Unterm Strich also für die Sanierung mehr Geld, als die gebrauchten Maschinen ursprünglich gekostet haben. Eine Übersicht über die Kosten – vor der heutigen Entscheidung! – hatte Spiegel Online im Februar mal veröffentlicht.

Ein weiterer massiver Ausgabenposten ist ebenfalls ein Geschäft, das mal als gut angesehen wurde: Die ausgelagerte Beschaffung von Bekleidung für die Truppe wird zurückgekauft. Zwar zahlt das Verteidigungsministerium für die in wirtschaftliche Schieflage geratene  Bekleidungsgesellschaft LHBw, wie bereits im März ausgehandelt, nur einen symbolischen Euro. Doch mit diesem Kauf sind zusätzliche Ausgaben von 75,46 Millionen Euro verbunden, unter anderem 38,6 Millionen Euro Verbindlichkeiten, knapp neun Millionen Rückzahlung Gesellschafterdarlehen und ähnliches.

Und darüber hinaus kommen auf die Bundeswehr 51,76 Millionen Euro für die zusätzliche Beschaffung von Bekleidung und persönlicher Ausrüstung zu – unter anderem knapp 17 Millionen für Ersatzbeschaffung, 7,57 Millionen für neue Erstbeschaffungen und 12,5 Millionen für Schutzwesten.
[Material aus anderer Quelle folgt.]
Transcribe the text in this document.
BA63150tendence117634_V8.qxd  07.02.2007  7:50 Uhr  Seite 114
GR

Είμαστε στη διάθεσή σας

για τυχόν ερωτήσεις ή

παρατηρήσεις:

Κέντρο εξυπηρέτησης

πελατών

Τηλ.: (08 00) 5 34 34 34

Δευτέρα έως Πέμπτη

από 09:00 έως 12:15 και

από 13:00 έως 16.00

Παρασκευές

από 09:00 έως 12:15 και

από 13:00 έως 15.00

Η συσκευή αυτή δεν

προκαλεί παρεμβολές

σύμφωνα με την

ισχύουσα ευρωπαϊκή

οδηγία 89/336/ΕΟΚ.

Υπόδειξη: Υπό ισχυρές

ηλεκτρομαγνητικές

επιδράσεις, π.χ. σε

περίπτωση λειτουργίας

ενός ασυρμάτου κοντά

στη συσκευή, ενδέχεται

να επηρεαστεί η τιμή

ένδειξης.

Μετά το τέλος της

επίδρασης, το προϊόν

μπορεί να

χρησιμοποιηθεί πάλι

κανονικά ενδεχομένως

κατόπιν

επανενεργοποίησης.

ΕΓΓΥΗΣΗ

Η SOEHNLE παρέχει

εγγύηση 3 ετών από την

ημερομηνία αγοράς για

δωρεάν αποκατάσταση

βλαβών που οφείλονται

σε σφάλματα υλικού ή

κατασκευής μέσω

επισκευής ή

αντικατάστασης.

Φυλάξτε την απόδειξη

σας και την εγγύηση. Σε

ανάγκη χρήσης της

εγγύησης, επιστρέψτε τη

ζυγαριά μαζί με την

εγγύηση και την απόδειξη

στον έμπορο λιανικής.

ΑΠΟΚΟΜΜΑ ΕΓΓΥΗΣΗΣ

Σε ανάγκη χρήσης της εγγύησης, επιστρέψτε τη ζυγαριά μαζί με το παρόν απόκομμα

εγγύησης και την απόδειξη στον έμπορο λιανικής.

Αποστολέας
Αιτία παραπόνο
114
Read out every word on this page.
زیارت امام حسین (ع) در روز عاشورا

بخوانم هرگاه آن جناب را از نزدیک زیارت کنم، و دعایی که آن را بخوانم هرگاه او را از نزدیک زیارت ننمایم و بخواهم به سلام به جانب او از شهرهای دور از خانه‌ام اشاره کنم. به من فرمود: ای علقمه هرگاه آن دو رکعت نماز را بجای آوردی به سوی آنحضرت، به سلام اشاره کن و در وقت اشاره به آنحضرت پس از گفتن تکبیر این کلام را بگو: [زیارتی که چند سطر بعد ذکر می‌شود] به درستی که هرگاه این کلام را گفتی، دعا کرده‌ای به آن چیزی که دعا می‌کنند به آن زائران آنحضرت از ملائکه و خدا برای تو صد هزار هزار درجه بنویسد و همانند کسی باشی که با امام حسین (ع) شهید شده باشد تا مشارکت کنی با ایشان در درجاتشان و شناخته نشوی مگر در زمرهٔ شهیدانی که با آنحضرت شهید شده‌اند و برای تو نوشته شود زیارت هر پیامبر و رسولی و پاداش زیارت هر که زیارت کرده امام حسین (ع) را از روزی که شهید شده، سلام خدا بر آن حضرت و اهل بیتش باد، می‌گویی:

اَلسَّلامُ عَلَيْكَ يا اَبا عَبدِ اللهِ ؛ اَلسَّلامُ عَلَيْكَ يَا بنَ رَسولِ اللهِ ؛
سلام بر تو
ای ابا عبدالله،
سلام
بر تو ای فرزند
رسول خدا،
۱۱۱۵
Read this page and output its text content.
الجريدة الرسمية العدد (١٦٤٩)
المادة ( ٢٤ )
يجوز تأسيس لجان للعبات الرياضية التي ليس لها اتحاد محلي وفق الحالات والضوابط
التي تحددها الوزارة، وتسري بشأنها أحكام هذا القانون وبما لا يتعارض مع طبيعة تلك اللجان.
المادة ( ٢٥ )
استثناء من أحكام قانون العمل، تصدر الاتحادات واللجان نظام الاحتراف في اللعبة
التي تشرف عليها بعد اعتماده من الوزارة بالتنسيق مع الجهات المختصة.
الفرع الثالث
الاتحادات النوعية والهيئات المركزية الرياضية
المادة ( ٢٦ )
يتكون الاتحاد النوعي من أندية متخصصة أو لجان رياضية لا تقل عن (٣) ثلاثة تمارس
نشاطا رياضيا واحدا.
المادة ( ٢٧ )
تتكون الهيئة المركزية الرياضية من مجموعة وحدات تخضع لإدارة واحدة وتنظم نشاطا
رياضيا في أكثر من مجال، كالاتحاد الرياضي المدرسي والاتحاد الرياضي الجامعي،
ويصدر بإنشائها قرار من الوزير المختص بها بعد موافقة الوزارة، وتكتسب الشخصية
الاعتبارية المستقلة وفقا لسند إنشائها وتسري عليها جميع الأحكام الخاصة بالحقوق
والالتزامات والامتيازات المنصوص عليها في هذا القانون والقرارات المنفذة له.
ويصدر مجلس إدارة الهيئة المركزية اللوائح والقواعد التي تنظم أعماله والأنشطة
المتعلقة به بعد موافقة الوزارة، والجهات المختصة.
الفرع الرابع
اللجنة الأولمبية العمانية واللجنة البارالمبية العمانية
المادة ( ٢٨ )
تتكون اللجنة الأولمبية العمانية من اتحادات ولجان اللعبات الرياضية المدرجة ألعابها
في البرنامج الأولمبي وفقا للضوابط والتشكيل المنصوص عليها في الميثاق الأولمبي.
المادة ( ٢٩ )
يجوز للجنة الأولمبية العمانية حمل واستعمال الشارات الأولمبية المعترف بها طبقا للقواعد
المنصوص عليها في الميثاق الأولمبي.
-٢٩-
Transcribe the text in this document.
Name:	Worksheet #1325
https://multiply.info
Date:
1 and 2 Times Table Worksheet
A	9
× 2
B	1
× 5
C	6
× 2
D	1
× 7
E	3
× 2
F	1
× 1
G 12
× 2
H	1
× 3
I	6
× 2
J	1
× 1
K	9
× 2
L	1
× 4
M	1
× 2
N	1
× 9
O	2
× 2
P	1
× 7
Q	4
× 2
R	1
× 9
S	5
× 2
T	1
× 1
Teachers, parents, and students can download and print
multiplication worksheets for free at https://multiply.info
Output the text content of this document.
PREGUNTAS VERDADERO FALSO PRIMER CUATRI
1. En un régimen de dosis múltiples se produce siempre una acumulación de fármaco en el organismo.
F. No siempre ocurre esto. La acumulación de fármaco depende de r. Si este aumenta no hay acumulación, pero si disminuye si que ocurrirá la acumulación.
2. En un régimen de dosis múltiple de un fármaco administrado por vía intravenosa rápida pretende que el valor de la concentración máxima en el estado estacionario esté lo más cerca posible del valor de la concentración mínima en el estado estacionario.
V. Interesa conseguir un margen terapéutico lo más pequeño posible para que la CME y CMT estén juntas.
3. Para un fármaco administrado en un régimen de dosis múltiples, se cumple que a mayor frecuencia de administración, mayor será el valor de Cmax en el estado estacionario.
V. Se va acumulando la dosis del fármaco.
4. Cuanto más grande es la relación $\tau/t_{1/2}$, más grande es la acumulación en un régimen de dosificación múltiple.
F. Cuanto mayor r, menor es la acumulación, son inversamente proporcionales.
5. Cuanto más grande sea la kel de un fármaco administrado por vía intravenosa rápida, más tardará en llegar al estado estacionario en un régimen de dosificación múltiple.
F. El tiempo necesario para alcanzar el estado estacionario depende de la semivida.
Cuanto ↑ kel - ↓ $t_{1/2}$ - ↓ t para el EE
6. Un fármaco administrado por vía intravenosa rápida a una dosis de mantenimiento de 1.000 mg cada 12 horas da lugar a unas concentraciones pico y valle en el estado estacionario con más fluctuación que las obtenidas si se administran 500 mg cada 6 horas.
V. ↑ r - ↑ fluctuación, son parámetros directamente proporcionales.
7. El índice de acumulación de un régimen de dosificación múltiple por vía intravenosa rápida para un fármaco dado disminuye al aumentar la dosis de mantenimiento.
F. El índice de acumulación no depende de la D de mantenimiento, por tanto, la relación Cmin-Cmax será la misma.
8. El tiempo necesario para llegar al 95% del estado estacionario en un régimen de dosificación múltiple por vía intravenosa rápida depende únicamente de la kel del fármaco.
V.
Aber auch 7,3 Millionen für Beraterleistungen.

Dagegen sind die anderen Ausgaben, über die der Haushaltsausschuss befinden soll, ja direkt gut angelegtes Geld. 218,33 Millionen kostet die deutsche Beteiligung an einer deutsch-französischen Kooperation für Aufklärungssatelliten – das schießt Deutschland für die französischen optischen Satelliten zu (was auch schon zu erregten politischen Debatten geführt hatte, weil es die Ansicht gibt, das sollte Deutschland doch lieber in eigene Satelliten investieren). Und für die Unterauftragnehmerverträge beim IT-Projekt Herkules sind 238 Millionen Euro vorgesehen.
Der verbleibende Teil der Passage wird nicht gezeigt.